Now she had to choose a location. Not home. Never home. She slipped the netbook into her bag and went out.
A small park near a popular coffee shop on Abbasi Avenue. The perfect spot. She sat on a bench, far enough away not to attract the waiters’ attention, but close enough to catch the weak, temperamental signal of their Wi-Fi. Life bustled around her: students laughed, children cried, old men read newspapers. She was invisible in this stream. The perfect disguise.
She opened the netbook. The screen came to life. Connected to the Malaysian server, she typed the copied address into the browser’s address bar.
The forum was the epitome of banality. An outdated design, faceless avatars, discussion topics: “Best Camouflages for the IS-7,” “How to Increase Shell Damage?” A library where the shelves held not books, but simulacra. The perfect refuge.
Registration.

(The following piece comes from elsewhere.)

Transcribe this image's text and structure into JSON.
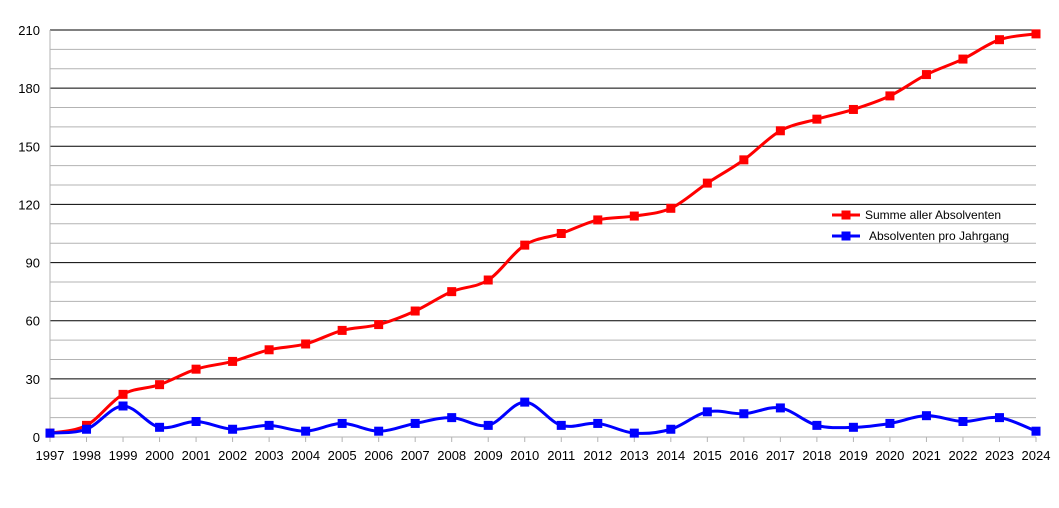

A pseudonym. She thought for a moment. Zahra_K_1982 was compromised. She needed a new one. The name came to her on its own, like the single correct solution to an equation.
Hafiz_114.
Hafez. “The Guardian.” One who knows by heart. She was becoming the guardian of a secret. And 114—the number of surahs in the Quran. A perfect, complete number. Her personal code, her talisman in this digital looking-glass world.
She found him, JagdpanFer_83, in the user list. His status was “offline.” She opened a private message window. Her fingers froze over the keyboard. What does one write when standing on the threshold of betrayal? She couldn’t be emotional. She couldn’t be verbose. Only facts. Only intent.

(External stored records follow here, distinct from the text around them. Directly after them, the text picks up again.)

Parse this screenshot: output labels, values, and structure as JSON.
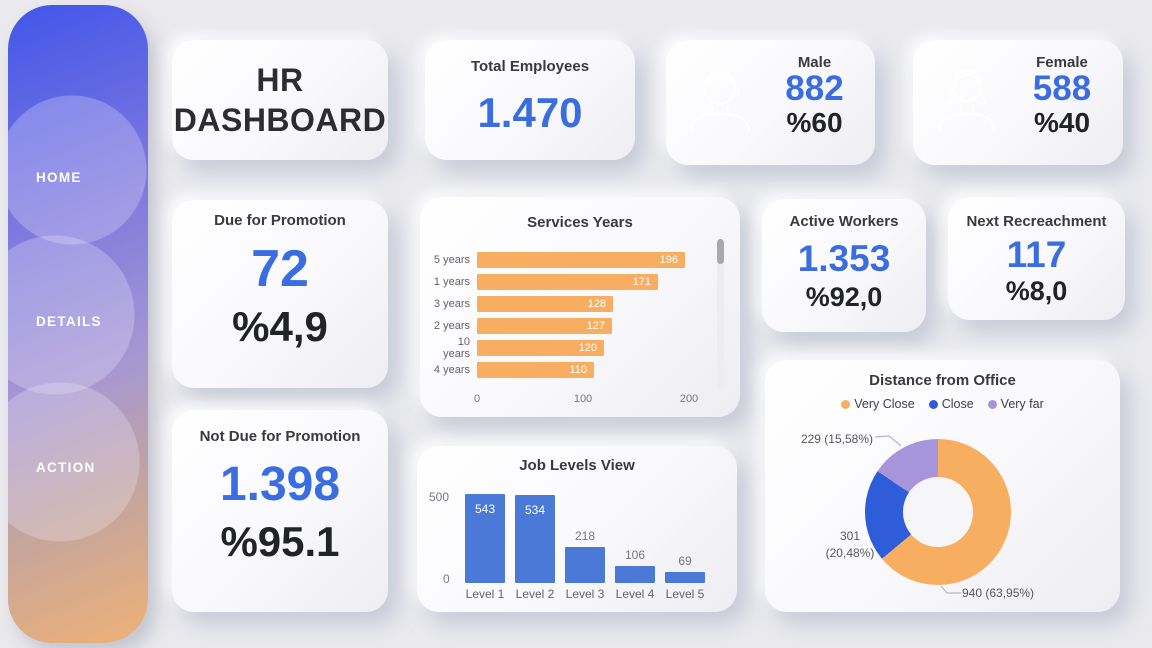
{
  "sidebar": {
    "items": [
      {
        "label": "HOME"
      },
      {
        "label": "DETAILS"
      },
      {
        "label": "ACTION"
      }
    ]
  },
  "header": {
    "title_line1": "HR",
    "title_line2": "DASHBOARD"
  },
  "kpis": {
    "total_employees": {
      "title": "Total Employees",
      "value": "1.470"
    },
    "male": {
      "title": "Male",
      "value": "882",
      "percent": "%60"
    },
    "female": {
      "title": "Female",
      "value": "588",
      "percent": "%40"
    },
    "due_for_promotion": {
      "title": "Due for Promotion",
      "value": "72",
      "percent": "%4,9"
    },
    "active_workers": {
      "title": "Active Workers",
      "value": "1.353",
      "percent": "%92,0"
    },
    "next_recreachment": {
      "title": "Next Recreachment",
      "value": "117",
      "percent": "%8,0"
    },
    "not_due_for_promotion": {
      "title": "Not Due for Promotion",
      "value": "1.398",
      "percent": "%95.1"
    }
  },
  "colors": {
    "accent_blue": "#3a6de0",
    "bar_orange": "#f7ae60",
    "bar_blue": "#4a79d8",
    "donut_blue": "#2f5cd8",
    "donut_purple": "#a795dc",
    "sidebar_top": "#4156ea",
    "sidebar_bottom": "#efb177"
  },
  "chart_data": [
    {
      "type": "bar",
      "orientation": "horizontal",
      "title": "Services Years",
      "categories": [
        "5 years",
        "1 years",
        "3 years",
        "2 years",
        "10 years",
        "4 years"
      ],
      "values": [
        196,
        171,
        128,
        127,
        120,
        110
      ],
      "xlim": [
        0,
        200
      ],
      "x_ticks": [
        0,
        100,
        200
      ],
      "bar_color": "#f7ae60",
      "grid": false,
      "scrollbar": true
    },
    {
      "type": "bar",
      "orientation": "vertical",
      "title": "Job Levels View",
      "categories": [
        "Level 1",
        "Level 2",
        "Level 3",
        "Level 4",
        "Level 5"
      ],
      "values": [
        543,
        534,
        218,
        106,
        69
      ],
      "ylim": [
        0,
        540
      ],
      "y_ticks": [
        0,
        500
      ],
      "bar_color": "#4a79d8",
      "grid": false
    },
    {
      "type": "pie",
      "subtype": "donut",
      "title": "Distance from Office",
      "legend_position": "top",
      "slices": [
        {
          "name": "Very Close",
          "value": 940,
          "percent": "63,95%",
          "label": "940 (63,95%)",
          "color": "#f7ae60"
        },
        {
          "name": "Close",
          "value": 301,
          "percent": "20,48%",
          "label_line1": "301",
          "label_line2": "(20,48%)",
          "color": "#2f5cd8"
        },
        {
          "name": "Very far",
          "value": 229,
          "percent": "15,58%",
          "label": "229 (15,58%)",
          "color": "#a795dc"
        }
      ]
    }
  ]
}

“You know who I am. I work in the program. I believe that under the current circumstances, its development is leading the country to disaster, not security. I can provide information that will help prevent this.”
Not a single extra word. As cold as an experimental report. She hit “Send.”

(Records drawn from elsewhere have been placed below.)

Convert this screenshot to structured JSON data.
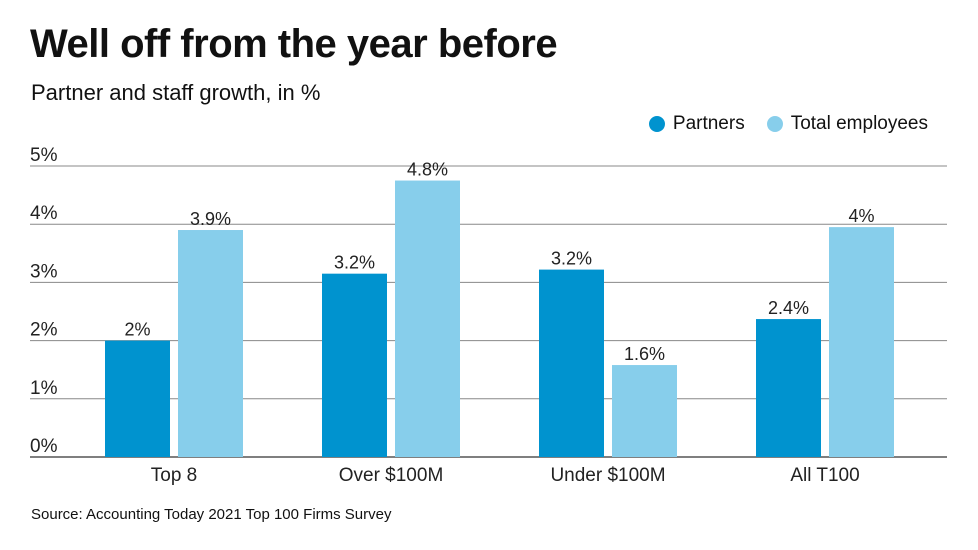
{
  "title": "Well off from the year before",
  "subtitle": "Partner and staff growth, in %",
  "source": "Source: Accounting Today 2021 Top 100 Firms Survey",
  "chart_data": {
    "type": "bar",
    "title": "Well off from the year before",
    "subtitle": "Partner and staff growth, in %",
    "categories": [
      "Top 8",
      "Over $100M",
      "Under $100M",
      "All T100"
    ],
    "series": [
      {
        "name": "Partners",
        "color": "#0093cf",
        "values": [
          2.0,
          3.15,
          3.22,
          2.37
        ],
        "labels": [
          "2%",
          "3.2%",
          "3.2%",
          "2.4%"
        ]
      },
      {
        "name": "Total employees",
        "color": "#87ceeb",
        "values": [
          3.9,
          4.75,
          1.58,
          3.95
        ],
        "labels": [
          "3.9%",
          "4.8%",
          "1.6%",
          "4%"
        ]
      }
    ],
    "yticks": [
      "0%",
      "1%",
      "2%",
      "3%",
      "4%",
      "5%"
    ],
    "ylim": [
      0,
      5
    ],
    "grid": true,
    "legend": "top-right"
  }
}
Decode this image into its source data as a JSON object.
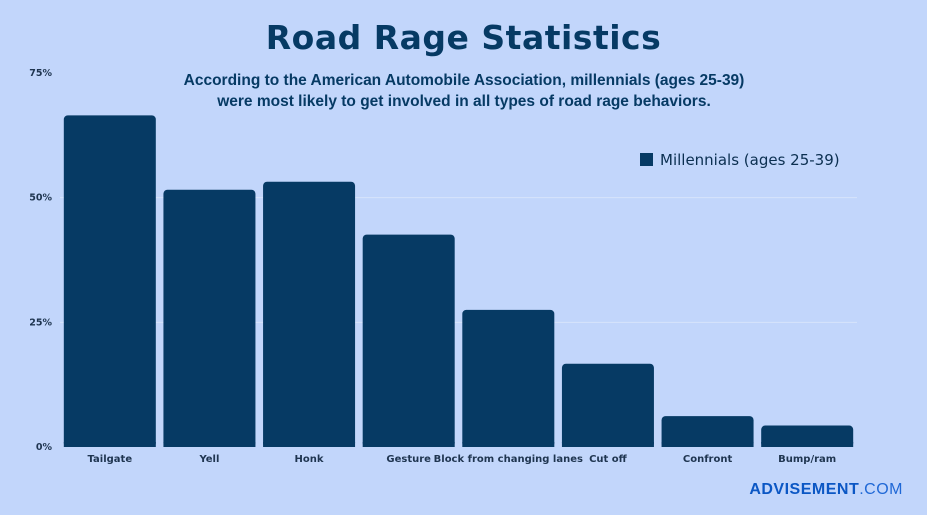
{
  "chart_data": {
    "type": "bar",
    "title": "Road Rage Statistics",
    "subtitle": "According to the American Automobile Association, millennials (ages 25-39) were most likely to get involved in all types of road rage behaviors.",
    "categories": [
      "Tailgate",
      "Yell",
      "Honk",
      "Gesture",
      "Block from changing lanes",
      "Cut off",
      "Confront",
      "Bump/ram"
    ],
    "series": [
      {
        "name": "Millennials (ages 25-39)",
        "values": [
          66.5,
          51.6,
          53.2,
          42.6,
          27.5,
          16.7,
          6.2,
          4.3
        ]
      }
    ],
    "yticks": [
      "0%",
      "25%",
      "50%",
      "75%"
    ],
    "ylim": [
      0,
      75
    ],
    "grid": true,
    "legend_position": "top-right",
    "colors": {
      "bar": "#063a64",
      "background": "#c2d6fb",
      "title": "#063a64"
    }
  },
  "brand": {
    "name": "ADVISEMENT",
    "suffix": ".COM"
  }
}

The reply came in seconds. Inhuman speed. As if it wasn’t a person on the other end, but an algorithm.
“Thank you for your message. Follow the news on this forum.”
And that was all.
Zahra sat, staring at the screen. She had expected anything: instructions, questions, even words of support. But not this. Not this dry, impersonal text, like an auto-responder message. The chill of disappointment was replaced by another thought, one that came from the depths of her analytical mind. This wasn’t neglect. It was a form of tradecraft. A test. They were testing her patience, her ability to follow orders. The lack of emotion in their response was the most important message of all. The game was being played by rules she had yet to learn. Just like in physics: sometimes, to understand a system, you have to observe not what is happening within it, but what is absent.
She closed the netbook. Children played around her, old men fed pigeons with crumbs of sangak bread. Normal life flowed on, unaware that on a bench under a cypress tree, an invisible Rubicon had just been crossed.
That evening at dinner, Amirkhan talked about how Zeynab had fed a camel. Zeynab, laughing, showed her drawing—a camel with three humps. Nasrin sat in silence, engrossed in her phone.
“And what were you up to, janam?” Amirk-han asked, serving himself some rice. “It was so quiet at home.”
Zahra looked up at him. Her gaze was calm. Her voice, even.
“Cleaning. I organized the wardrobes. And then I took a little nap. I was terribly tired.”
“And you, Nasrin? How was homework?”
“Fine,” Nasrin picked at her rice, avoiding her mother’s gaze. “We… we finished almost everything.”
“Mama, you’re not eating,” Zeynab observed.
“I’m just tired, azizam. Cleaning… you know how exhausting it is.”